Tried rerunning the specific kola tests, no luck. Tried rerunning the whole vm-matrix to regenerate the AMIs, and running kola tests again. Still no luck. It is obviously not possible to manually initiate an EC2 instance from the problematic AMI.

Impact

AWS kola tests for arm64 cannot run at all.

Environment and steps to reproduce

There is no simple way to reproduce this issue. That issue happens only in the specific case, not in other channels, not in other archs. We have seen a similar issue in this year, but not in Stable, not arm64.

dongsupark avatar Sep 01 '22 12:09 dongsupark

This is not intermittent to me. All my arm64 instances fail on stable. They run fine on beta.

sdlarsen avatar Oct 12 '22 06:10 sdlarsen

@dongsupark if the AMI is corrupt we should take it down

jepio avatar Oct 13 '22 11:10 jepio

@jepio As describe in the comment, the corrupt AMI was set to private.

dongsupark avatar Oct 13 '22 11:10 dongsupark

I've seen this corruption on stable 3227.2.2 arm64 AMIs in us-east-2 in the last few days. I'd suspect the issue affects the whole set, rather than just one AMI (since they're regional)

dghubble avatar Oct 13 '22 15:10 dghubble

I've traced it down to AWS EC2 imports when the VMDK format is used. With the plain format everything works but after conversion to VMDK the same image becomes a corrupted AMI while locally it's still ok to boot the file with QEMU. As workaround I've prepared a change that will create the Flatcar AMIs from plain image uploads: https://github.com/flatcar/mantle/pull/391

pothos avatar Oct 28 '22 15:10 pothos

For the record, instead of going through vmdk-convert as we do now I've also tried to use qemu-img directly to create the streamOptimized VMDK but it didn't help (qemu-img convert -O vmdk -o subformat=streamOptimized,adapter_type=lsilogic flatcar_production_ami_image.bin flatcar_production_ami_image.vmdk).

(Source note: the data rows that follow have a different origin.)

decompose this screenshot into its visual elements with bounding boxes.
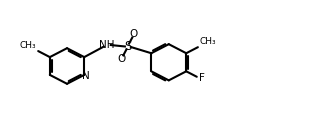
Text: N: N: [82, 71, 90, 81]
Text: NH: NH: [99, 40, 114, 50]
Text: F: F: [199, 73, 205, 83]
Text: O: O: [130, 29, 138, 39]
Text: S: S: [124, 40, 131, 53]
Text: CH₃: CH₃: [20, 41, 36, 50]
Text: O: O: [118, 54, 126, 64]
Text: CH₃: CH₃: [200, 37, 216, 46]
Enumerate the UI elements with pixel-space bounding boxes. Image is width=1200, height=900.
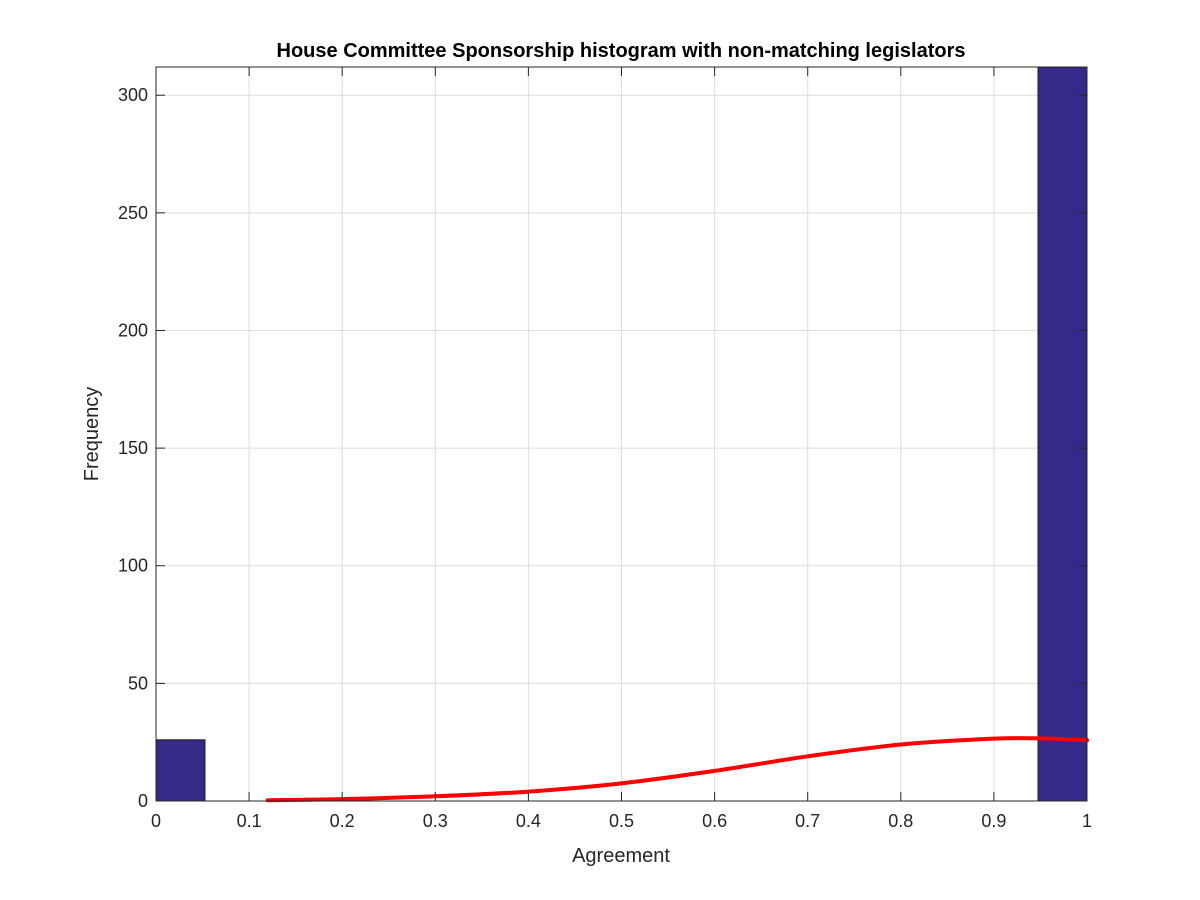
fit-curve xyxy=(265,736,1089,803)
y-axis-label: Frequency xyxy=(81,387,103,482)
chart-title: House Committee Sponsorship histogram wi… xyxy=(277,40,966,62)
x-tick-label: 0.3 xyxy=(423,811,448,831)
x-tick-label: 0.1 xyxy=(237,811,262,831)
x-axis-label: Agreement xyxy=(572,845,670,867)
x-tick-label: 0.2 xyxy=(330,811,355,831)
histogram-bar xyxy=(1037,66,1088,802)
fit-curve-group xyxy=(265,736,1089,803)
histogram-bar xyxy=(155,739,206,802)
y-tick-label: 200 xyxy=(118,320,148,340)
x-tick-label: 0 xyxy=(151,811,161,831)
x-tick-label: 0.4 xyxy=(516,811,541,831)
y-tick-label: 250 xyxy=(118,203,148,223)
axes-box xyxy=(155,66,1088,802)
x-tick-label: 0.6 xyxy=(702,811,727,831)
y-tick-label: 150 xyxy=(118,438,148,458)
x-tick-label: 1 xyxy=(1082,811,1092,831)
x-tick-labels: 0 0.1 0.2 0.3 0.4 0.5 0.6 0.7 0.8 0.9 1 xyxy=(151,811,1092,831)
y-tick-label: 300 xyxy=(118,85,148,105)
y-tick-label: 50 xyxy=(128,673,148,693)
x-tick-label: 0.5 xyxy=(609,811,634,831)
y-tick-labels: 0 50 100 150 200 250 300 xyxy=(118,85,148,811)
y-tick-label: 0 xyxy=(138,791,148,811)
x-tick-label: 0.8 xyxy=(888,811,913,831)
grid xyxy=(155,67,1088,802)
y-tick-label: 100 xyxy=(118,556,148,576)
x-tick-label: 0.9 xyxy=(981,811,1006,831)
axes xyxy=(155,66,1088,802)
x-tick-label: 0.7 xyxy=(795,811,820,831)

pothos avatar Oct 31 '22 12:10 pothos

For a while now (Oct 31) we switched to using the raw flatcar_production_ami_image.bin.bz2 image instead of VMDK and this worked around the issue. We tried to reach out to AWS but need to do so again to get the broken VMDK handling resolved.

pothos avatar Dec 08 '22 09:12 pothos

Workaround is in place. Have not seen the issue recently.

dongsupark avatar Sep 08 '23 13:09 dongsupark

My report to AWS didn't get acted on, so maybe we can just warn users about using the AMI images because we still publish them on the release server for download and mention them in the docs.

pothos avatar Sep 08 '23 13:09 pothos

PR https://github.com/flatcar/flatcar-docs/pull/334

dongsupark avatar Sep 08 '23 14:09 dongsupark